Никто из подданных, собственно, особо не переживает. Сей монарх, «суровый интроверт, лишенный харизматической жилки», в глазах историков спорит за звание самого неудачливого короля. Крайне амбициозный, он однажды отказался от звания кардинала иезуитского ордена только потому, что ему не разрешили украсить кардинальскую шапочку королевским гербом — не по уставу. Всю жизнь завидовал сводному брату Владиславу, чей трон и жену унаследовал. Да еще в молодости оспа изуродовала и без того непривлекательное лицо. Подданных своих Ян Казимир презирал. Любил французскую культуру и королеву, дочь герцога Шарля де Невера, которую за вмешательство в политику называли «маленьким эфиопом, оседлавшим слона». Хотя щуплого Яна Вазу, согласитесь, тяжело назвать слоном.
Теперь королевы нет в живых. Но ее родина готова приветливо принять бывшего польского короля...
А вот для придворных, живущих от монарших милостей, падение властелина — катастрофа. Особенно для такого, как двадцатишестилетний Теодор Обухович, младший сын великого писаря литовского, воеводы смоленского Филиппа Обуховича. Теодор при Яне Казимире прослужил двенадцать лет, то есть с четырнадцатилетнего возраста. Неудивительно. Именно Филиппу Обуховичу выпала честь руководить сеймом, где Ян Казимир был избран королем, и возвестить результаты голосования. Так что обоих сыновей пристроил при короле «пакаёвымі».

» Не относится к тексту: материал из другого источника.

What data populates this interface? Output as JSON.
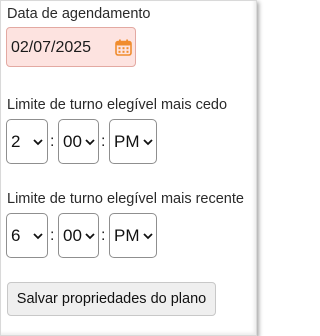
{
  "scheduling_date": {
    "label": "Data de agendamento",
    "value": "02/07/2025",
    "icon": "calendar-icon",
    "accent_color": "#f08c2e",
    "field_bg": "#fde3e0"
  },
  "earliest_shift": {
    "label": "Limite de turno elegível mais cedo",
    "hour": "2",
    "minute": "00",
    "period": "PM",
    "separator": ":"
  },
  "latest_shift": {
    "label": "Limite de turno elegível mais recente",
    "hour": "6",
    "minute": "00",
    "period": "PM",
    "separator": ":"
  },
  "save_button": {
    "label": "Salvar propriedades do plano"
  }
}
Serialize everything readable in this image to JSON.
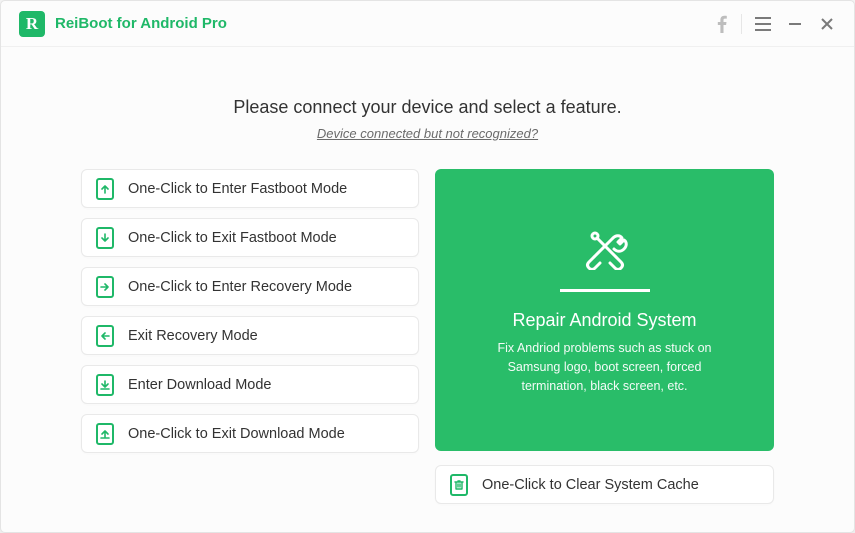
{
  "app": {
    "title": "ReiBoot for Android Pro",
    "logo_letter": "R"
  },
  "prompt": "Please connect your device and select a feature.",
  "help_link": "Device connected but not recognized?",
  "options": [
    {
      "label": "One-Click to Enter Fastboot Mode"
    },
    {
      "label": "One-Click to Exit Fastboot Mode"
    },
    {
      "label": "One-Click to Enter Recovery Mode"
    },
    {
      "label": "Exit Recovery Mode"
    },
    {
      "label": "Enter Download Mode"
    },
    {
      "label": "One-Click to Exit Download Mode"
    }
  ],
  "hero": {
    "title": "Repair Android System",
    "desc": "Fix Andriod problems such as stuck on Samsung logo, boot screen, forced termination, black screen, etc."
  },
  "cache": {
    "label": "One-Click to Clear System Cache"
  },
  "colors": {
    "accent": "#1fb868",
    "hero": "#29bd69"
  }
}
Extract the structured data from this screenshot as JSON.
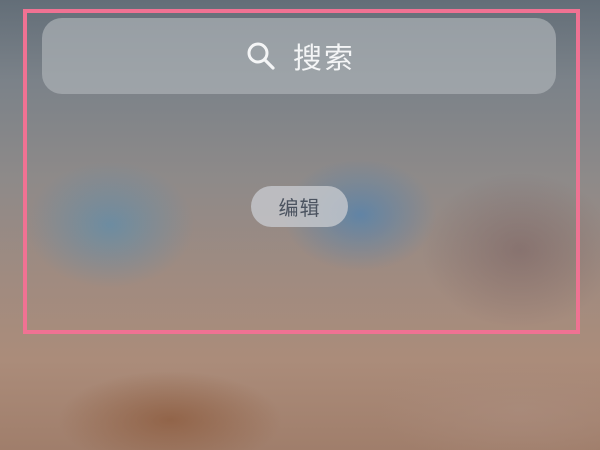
{
  "search": {
    "label": "搜索",
    "icon": "search-icon"
  },
  "edit_button": {
    "label": "编辑"
  },
  "colors": {
    "highlight_frame": "#f07293",
    "search_text": "#f4f5f6",
    "edit_text": "#4b5360"
  }
}
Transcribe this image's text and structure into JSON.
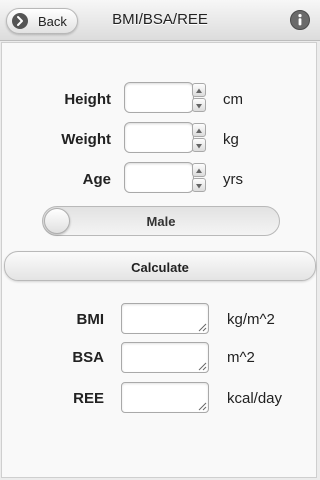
{
  "header": {
    "title": "BMI/BSA/REE",
    "back_label": "Back",
    "back_icon": "chevron-right-circle-icon",
    "info_icon": "info-icon"
  },
  "inputs": {
    "height": {
      "label": "Height",
      "unit": "cm",
      "value": ""
    },
    "weight": {
      "label": "Weight",
      "unit": "kg",
      "value": ""
    },
    "age": {
      "label": "Age",
      "unit": "yrs",
      "value": ""
    }
  },
  "gender_toggle": {
    "label": "Male"
  },
  "calculate_label": "Calculate",
  "results": {
    "bmi": {
      "label": "BMI",
      "unit": "kg/m^2",
      "value": ""
    },
    "bsa": {
      "label": "BSA",
      "unit": "m^2",
      "value": ""
    },
    "ree": {
      "label": "REE",
      "unit": "kcal/day",
      "value": ""
    }
  }
}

Есть и еще у молодого шляхтича поводы для переживаний. Отец стал главным героем «Ліста да Абуховіча», который ходит по рукам. На сочном белорусском языке автор письма (предполагается, что это новогрудский шляхтич Иван Циприан Комуняка) поносит воеводу смоленского Обуховича, который сдал город российскому войску из-за своей никчемности и жадности. Красиво говорить на сеймах умеет, а сам унаследовал все пороки своего рода. Дед Филиппа брал взятки, когда был «генералом» в Мозыре, отец, мозырский судья, «у каго больш браў — таго добра судзіў». «Лепей было, пане Филипе, седзець табе у Липе. Увалявся есть в великую славу, як свиня у грась»,— делает вывод автор письма (Липа — родовое имение Обуховичей под Несвижем).
Вся Речь Посполитая зачитывалась письмом, которое сегодня входит во все хрестоматии древней белорусской литературы. Филиппа Обуховича король-то оправдал за сдачу Смоленска, но репутация была уничтожена. Тем более в письме ему приписывалась взятка от московцев в количестве трехсот возов. Попробуй докажи, что их не было!